Gregor Samsa for president?

Gregor Samsa for president?
by David Benjamin

“… Gregor was a member of the family, despite his present unfortunate and repulsive shape, and ought not to be treated as an enemy… on the contrary, family duty required the suppression of disgust and the exercise of patience…”
— Franz Kafka, Metamorphosis

PARIS — Based on the available record, we don’t really know if Gregor Samsa, before his transformation, was young, handsome and charismatic. Franz Kafka, whose imagination gave us Samsa, doesn’t say. But poor Gregor might have been all those things until the morning he awoke and discovered he had turned into a gigantic insect.

We do know that French president Emmanuel Macron — who only discovered a few weeks ago, by popular acclaim, that he, too, is a gigantic insect — is (or was) young, handsome and charismatic.

Kafka’s tragic protagonist was astounded at his metamorphosis, as was Macron — who shouldn’t have been surprised in the least. Gregor Samsa was new to being a cockroach but Macron — by his own choosing — had been a cockroach for at least six years.

That is, he’s a politician.

In healthy democracies, like France and the United States, there are few creatures whom the people hold in deeper disgust than the men and women they willingly elect to govern their democracies. Voters as a rule regard career politicians, especially the ones in office and doing their jobs, as little more socially appetizing than a nest of cockroaches lurking and copulating beneath the toilet tiles. Most of us would hesitate to allow a politician into our home and, if we found one there, we’d chase it into a corner, step on it and grind it into the linoleum.

At least that’s what we say.

However, inexplicably, every few years, we hold an election, during which — thoughtfully and respectfully — we examine a roster of these hairy, sticky, multi-legged household pests. We argue earnestly about which of these bugs we’d most like to adopt as our national, or state, or district-wide pet cockroach. We’re abetted in this paradox by politicians who often insist that no, no! I’m not a cockroach! I’m a businessman, a financier, a farmer, an oilman, a former B-movie actor, a mom, a dad, a son of Greek immigrants, etcetera.

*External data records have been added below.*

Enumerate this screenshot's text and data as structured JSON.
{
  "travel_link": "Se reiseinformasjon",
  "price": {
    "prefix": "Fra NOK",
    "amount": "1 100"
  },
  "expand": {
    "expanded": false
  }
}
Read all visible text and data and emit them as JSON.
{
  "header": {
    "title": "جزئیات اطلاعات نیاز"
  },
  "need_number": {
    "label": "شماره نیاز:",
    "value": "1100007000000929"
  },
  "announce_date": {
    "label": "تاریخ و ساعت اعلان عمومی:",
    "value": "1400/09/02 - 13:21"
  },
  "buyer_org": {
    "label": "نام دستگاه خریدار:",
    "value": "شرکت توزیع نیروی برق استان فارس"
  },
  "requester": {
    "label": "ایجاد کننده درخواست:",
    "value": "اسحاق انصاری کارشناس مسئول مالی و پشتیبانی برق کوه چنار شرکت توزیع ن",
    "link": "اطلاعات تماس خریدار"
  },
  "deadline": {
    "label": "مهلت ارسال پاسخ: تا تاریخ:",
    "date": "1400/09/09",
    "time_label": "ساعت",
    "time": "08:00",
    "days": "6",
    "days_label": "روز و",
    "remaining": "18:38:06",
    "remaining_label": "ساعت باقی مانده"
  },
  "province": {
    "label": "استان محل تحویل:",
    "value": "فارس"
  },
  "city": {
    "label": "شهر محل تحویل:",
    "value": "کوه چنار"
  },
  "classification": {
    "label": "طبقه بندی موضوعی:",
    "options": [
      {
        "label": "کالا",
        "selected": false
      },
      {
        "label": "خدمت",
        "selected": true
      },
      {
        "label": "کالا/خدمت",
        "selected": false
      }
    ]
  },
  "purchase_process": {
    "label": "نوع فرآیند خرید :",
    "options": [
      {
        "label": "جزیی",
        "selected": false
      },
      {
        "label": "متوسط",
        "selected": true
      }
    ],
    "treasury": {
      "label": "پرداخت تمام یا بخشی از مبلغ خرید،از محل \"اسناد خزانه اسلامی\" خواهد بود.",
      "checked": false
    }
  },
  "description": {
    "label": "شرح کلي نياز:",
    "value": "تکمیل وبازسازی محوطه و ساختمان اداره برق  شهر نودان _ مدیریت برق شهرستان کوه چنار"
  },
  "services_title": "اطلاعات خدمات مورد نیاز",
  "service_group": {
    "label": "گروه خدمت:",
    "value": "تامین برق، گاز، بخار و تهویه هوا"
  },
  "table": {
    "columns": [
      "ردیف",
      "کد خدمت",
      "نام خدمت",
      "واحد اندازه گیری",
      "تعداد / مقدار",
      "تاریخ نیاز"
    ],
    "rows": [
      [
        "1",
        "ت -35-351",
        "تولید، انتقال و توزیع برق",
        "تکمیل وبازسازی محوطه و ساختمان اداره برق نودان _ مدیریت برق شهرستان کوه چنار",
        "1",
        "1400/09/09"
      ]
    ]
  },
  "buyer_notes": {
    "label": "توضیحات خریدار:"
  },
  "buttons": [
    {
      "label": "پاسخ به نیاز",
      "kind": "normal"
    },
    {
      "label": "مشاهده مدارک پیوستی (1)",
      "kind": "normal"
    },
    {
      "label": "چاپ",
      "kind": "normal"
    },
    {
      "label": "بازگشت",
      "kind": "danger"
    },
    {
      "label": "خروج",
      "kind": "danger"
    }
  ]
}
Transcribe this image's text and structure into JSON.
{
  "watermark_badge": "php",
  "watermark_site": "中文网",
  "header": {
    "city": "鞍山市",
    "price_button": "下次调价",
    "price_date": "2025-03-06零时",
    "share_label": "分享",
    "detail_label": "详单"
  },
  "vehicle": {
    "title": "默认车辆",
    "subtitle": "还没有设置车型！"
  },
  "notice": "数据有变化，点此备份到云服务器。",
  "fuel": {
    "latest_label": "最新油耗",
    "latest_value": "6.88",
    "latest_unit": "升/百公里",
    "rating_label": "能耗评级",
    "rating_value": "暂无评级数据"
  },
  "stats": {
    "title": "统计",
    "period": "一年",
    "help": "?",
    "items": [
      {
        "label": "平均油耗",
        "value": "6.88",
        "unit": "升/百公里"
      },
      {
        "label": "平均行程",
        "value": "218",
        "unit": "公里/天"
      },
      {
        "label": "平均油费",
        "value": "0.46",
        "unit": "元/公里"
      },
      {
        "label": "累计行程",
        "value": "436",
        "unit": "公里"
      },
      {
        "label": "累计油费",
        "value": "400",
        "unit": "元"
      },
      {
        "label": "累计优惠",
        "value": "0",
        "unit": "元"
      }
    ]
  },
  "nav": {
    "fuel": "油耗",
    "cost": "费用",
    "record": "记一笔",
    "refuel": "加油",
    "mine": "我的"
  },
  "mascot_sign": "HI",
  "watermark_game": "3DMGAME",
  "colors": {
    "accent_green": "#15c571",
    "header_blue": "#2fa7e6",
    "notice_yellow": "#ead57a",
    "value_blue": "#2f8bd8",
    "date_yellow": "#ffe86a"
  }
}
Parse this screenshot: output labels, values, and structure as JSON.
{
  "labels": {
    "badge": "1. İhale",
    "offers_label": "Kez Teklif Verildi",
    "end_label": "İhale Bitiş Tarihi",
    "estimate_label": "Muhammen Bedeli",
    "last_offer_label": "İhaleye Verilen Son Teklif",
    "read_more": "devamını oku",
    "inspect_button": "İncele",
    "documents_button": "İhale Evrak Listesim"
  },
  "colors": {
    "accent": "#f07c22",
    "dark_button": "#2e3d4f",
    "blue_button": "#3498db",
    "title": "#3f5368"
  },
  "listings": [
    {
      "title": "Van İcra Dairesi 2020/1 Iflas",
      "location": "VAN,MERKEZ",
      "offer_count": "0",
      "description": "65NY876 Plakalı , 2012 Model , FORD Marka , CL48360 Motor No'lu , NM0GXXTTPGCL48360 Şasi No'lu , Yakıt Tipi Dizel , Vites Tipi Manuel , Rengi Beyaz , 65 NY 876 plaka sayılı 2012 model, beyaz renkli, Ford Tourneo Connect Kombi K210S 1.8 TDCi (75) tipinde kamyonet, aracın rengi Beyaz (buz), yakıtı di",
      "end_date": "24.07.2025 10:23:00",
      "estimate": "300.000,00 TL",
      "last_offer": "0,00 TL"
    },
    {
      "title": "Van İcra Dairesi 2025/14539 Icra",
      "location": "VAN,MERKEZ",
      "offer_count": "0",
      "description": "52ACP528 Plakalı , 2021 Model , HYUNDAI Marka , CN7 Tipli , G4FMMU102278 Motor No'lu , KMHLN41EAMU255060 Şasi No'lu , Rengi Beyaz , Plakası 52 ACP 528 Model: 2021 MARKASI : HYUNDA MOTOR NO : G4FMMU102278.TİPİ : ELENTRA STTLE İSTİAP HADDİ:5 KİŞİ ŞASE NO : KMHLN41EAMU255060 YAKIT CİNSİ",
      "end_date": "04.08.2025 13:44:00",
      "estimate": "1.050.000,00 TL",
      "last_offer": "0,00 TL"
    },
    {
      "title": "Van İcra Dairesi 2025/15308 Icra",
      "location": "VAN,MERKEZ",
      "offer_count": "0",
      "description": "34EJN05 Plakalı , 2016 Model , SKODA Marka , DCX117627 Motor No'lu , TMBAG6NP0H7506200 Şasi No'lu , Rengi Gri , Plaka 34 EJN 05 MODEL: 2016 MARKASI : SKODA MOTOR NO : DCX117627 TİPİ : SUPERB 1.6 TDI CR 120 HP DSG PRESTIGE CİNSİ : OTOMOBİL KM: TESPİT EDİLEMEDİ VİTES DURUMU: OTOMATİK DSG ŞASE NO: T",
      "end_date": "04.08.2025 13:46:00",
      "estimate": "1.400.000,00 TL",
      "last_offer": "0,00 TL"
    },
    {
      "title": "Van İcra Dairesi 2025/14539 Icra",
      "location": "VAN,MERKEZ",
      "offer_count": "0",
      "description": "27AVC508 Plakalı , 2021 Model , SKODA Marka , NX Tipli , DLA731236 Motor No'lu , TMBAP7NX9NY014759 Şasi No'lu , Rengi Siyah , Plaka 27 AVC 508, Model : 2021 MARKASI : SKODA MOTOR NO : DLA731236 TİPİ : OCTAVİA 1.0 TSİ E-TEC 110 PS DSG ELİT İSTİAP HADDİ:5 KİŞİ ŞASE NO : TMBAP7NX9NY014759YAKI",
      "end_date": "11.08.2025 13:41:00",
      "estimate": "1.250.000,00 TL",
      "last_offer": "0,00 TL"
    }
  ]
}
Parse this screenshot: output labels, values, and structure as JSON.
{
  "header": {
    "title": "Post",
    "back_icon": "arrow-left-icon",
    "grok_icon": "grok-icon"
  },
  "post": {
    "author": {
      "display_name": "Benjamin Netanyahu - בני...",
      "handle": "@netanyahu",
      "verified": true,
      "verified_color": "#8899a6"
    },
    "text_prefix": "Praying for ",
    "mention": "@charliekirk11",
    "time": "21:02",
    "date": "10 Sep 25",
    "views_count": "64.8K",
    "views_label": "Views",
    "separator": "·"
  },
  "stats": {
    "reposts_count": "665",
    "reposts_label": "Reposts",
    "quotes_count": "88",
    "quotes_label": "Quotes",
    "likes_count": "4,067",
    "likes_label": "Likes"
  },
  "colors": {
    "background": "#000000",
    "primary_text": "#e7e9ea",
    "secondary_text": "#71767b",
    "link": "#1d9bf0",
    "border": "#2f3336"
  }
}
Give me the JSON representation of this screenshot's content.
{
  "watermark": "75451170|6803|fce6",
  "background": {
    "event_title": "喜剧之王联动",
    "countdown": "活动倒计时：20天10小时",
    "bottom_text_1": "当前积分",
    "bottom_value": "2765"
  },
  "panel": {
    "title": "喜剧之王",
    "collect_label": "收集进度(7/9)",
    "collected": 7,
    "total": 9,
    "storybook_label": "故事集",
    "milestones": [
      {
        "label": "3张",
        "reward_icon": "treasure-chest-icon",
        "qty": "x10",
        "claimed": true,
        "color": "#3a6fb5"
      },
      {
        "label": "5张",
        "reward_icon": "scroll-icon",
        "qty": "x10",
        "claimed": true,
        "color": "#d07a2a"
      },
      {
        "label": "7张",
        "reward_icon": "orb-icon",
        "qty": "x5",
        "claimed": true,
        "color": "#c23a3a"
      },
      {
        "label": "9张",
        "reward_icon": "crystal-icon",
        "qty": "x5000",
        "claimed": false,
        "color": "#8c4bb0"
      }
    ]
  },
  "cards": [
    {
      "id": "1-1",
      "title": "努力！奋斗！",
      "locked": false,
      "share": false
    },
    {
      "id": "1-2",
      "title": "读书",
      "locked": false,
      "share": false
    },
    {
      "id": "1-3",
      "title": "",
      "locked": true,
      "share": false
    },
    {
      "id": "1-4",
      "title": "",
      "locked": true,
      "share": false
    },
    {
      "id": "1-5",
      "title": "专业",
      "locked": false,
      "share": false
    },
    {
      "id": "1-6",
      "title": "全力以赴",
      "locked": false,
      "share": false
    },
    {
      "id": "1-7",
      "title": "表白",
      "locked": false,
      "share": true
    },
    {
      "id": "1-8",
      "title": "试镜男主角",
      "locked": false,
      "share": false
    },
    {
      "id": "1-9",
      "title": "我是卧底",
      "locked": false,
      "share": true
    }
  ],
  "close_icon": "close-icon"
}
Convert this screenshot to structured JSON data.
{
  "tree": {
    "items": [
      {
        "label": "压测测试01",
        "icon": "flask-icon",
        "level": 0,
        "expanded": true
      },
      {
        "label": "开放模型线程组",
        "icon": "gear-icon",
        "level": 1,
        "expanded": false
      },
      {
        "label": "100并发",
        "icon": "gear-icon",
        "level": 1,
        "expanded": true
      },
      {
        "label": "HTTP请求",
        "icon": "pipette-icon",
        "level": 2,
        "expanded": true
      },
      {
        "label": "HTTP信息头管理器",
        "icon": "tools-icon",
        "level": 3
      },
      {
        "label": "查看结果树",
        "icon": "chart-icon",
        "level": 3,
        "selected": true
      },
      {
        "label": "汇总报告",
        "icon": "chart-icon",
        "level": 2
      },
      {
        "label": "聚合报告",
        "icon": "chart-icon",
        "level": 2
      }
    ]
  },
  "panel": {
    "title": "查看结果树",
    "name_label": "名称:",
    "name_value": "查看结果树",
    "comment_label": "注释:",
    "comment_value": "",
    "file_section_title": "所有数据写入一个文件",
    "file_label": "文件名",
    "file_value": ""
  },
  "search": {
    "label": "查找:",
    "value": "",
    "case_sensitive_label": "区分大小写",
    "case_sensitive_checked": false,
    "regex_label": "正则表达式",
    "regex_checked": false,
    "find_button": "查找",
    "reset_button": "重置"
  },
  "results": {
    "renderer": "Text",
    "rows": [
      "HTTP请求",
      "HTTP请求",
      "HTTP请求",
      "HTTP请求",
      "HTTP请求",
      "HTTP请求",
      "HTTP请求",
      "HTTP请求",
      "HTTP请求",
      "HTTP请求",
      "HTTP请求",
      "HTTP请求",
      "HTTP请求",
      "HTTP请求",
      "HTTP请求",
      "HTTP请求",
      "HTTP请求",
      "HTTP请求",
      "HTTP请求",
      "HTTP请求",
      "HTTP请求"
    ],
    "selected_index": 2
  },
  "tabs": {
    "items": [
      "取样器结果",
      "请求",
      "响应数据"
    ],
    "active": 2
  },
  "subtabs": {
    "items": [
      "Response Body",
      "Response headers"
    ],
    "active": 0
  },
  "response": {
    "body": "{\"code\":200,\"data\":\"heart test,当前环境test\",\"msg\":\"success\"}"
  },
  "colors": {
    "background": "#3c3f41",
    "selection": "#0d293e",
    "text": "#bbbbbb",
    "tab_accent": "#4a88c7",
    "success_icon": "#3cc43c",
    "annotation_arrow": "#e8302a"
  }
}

Once we’ve cast our votes and recovered from the excitement of our periodic bug race, we are doubly appalled at what we’ve done — again! — partly because we’ve been fooled by the latest in a long line of blatant cockroaches, and mostly because we’ve fooled ourselves.

A few years later, typically, we repent. Chastened voters flock to the polls to choose a vast slate of fresh faces, none of which look like gigantic insects until the dawn of the day after the election, when the sudden burst of harsh light sends them all scurrying out of sight beneath the stove and behind the baseboards.

In America, we’ve just completed one of these bug-hunts. It was less than complete and it left behind, towering above us like a Samsa colossus in discolored bronze, the biggest cockroach in the history of American politics.

Macron, as revealed by his televised speech this week, is a cockroach of a slightly different, less repugnant species. His regime fell into crisis not because of what he had failed or refused to achieve, nor because of promises not kept. He was denounced and assailed by hordes of “yellow vest” protesters who took to the streets to burn and pillage because Macron was doing in office pretty much what he said, during his campaign, that he was gonna do.

Empowered by a legislative supermajority bestowed on him by a resounding public mandate, Macron has enacted swift and transformative reforms in France’s labor, social welfare and taxation structures. He pulled this off, in classic cockroach style, while simultaneously overlooking the immediate effects of his acts and decrees on the lives of the ordinary folks who’d voted for him.

Who have now risen up to remind him that he’s a gigantic insect.

On Monday, finally, a bewildered Macron apologized and announced measures to soften the hardships he has fostered. Under the scrutiny of his TV audience, he struggled — like Gregor Samsa going through a doorway — to transcend his shiny wings, spiky legs and creepy feelers. But there they were for all to see on the tube, and for all to say (in the French version): “Ew! Gross!”

Macron’s mea culpa wasn’t all that effective. Remember that when Samsa tried to speak to his family, his cockroach voice came out as a sort of rasping gurgle that frightened his sister and gave his mom a permanent case of the willies.

Regardless of what the French people heard from Macron on Monday, they saw on television what Gregor Samsa saw when he woke up, scuttled laboriously into the john and looked into the mirror. Expecting — or hoping — to see the usual young, handsome and charismatic salesman, he encountered instead a goggle-eyed monster, stripped of any direction in life, haunted by a subservient, irresolute past and terrified of its future, on six legs, underneath the refrigerator.

Like Pogo, he had met the enemy, and he is us.

Which is what Kafka has been trying to explain all along.